Странное беспокойство овладело Сарторисом. Он вдруг вспомнил покинутый город, первые ощущения света и тени, белую сову, вырывавшую ветки из родного гнезда, пожар, так внезапно лишивший его семьи, вспомнил скитания и вновь обретенное гнездо, волчицу с человеческими детенышами…
Пение маленькой неизвестной птички вызвало все эти образы из таких глубин памяти, о которых Сарторис никогда даже и не подозревал. Ее пение не было ни однообразным, ни монотонным, ни безмятежным… Время от времени песня затихала, обрывалась, исчезала. Потом снова возвращалась, ударяла сильными, резкими нотами, падала каскадом быстрых звуков, и Сарторис широко раскрывал заспанные глаза.
Пух на его голове взъерошился. Соловьиная трель заставляла его всматриваться во тьму, как будто в ожидании… Но в ожидании чего? Вот этого-то Сарторис и не знал…
Пение соловья волновало его, хотя эта песня вовсе не предупреждала об опасности. Она звала, хотя маленькая птичка вовсе не собиралась звать никого чужого. Она пробуждала непреодолимое желание сняться с места и улететь, хотя никто из нас не собирался никуда улетать этой ночью. Она напоминала о событиях и деталях, о которых вспоминать не хотелось.
И все же Сарторис чувствовал облегчение… Он чувствовал себя сильнее, увереннее. Он засыпал спокойнее. Призраки, скелеты, страхи, которые так часто одолевали его в снах, разбегались, прятались, пропадали.
Пение соловья облегчало страдания, куда-то исчезал мучивший Сарториса страх заснуть, страх неизвестного, которое могло таиться там, в его снах.

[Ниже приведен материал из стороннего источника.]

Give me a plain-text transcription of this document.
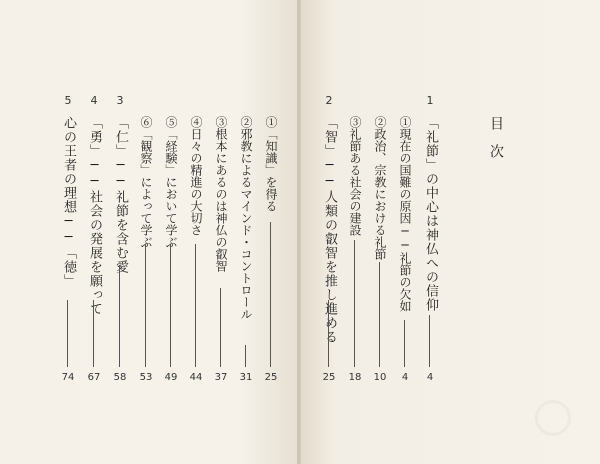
目次
1
「礼節」の中心は神仏への信仰
4
①現在の国難の原因──礼節の欠如
4
②政治、宗教における礼節
10
③礼節ある社会の建設
18
2
「智」──人類の叡智を推し進める
25
①「知識」を得る
25
②邪教によるマインド・コントロール
31
③根本にあるのは神仏の叡智
37
④日々の精進の大切さ
44
⑤「経験」において学ぶ
49
⑥「観察」によって学ぶ
53
3
「仁」──礼節を含む愛
58
4
「勇」──社会の発展を願って
67
5
心の王者の理想──「徳」
74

Сарторис спал. Дыхание его было ровным и глубоким. Он просыпался бодрым, отдохнувшим, радостным.
И снова наступал вечер. Опьяняющей сладостью пахли магнолии и дрок. Соловей пел, и Сарторис засыпал счастливым.
Рею раздражали длинные соловьиные трели, которые каждый вечер доносились из густеющей темноты. Может, она заметила, что Сарторис, вместо того чтобы прижимать голову к ее крылу и ласкать ее клювом, все вслушивался и вслушивался в проникающие сквозь листву звуки? Разве не смотрела она ревнивым взглядом на то, как он ждет соловьиной песни? Как успокаивается под ее звуки и засыпает?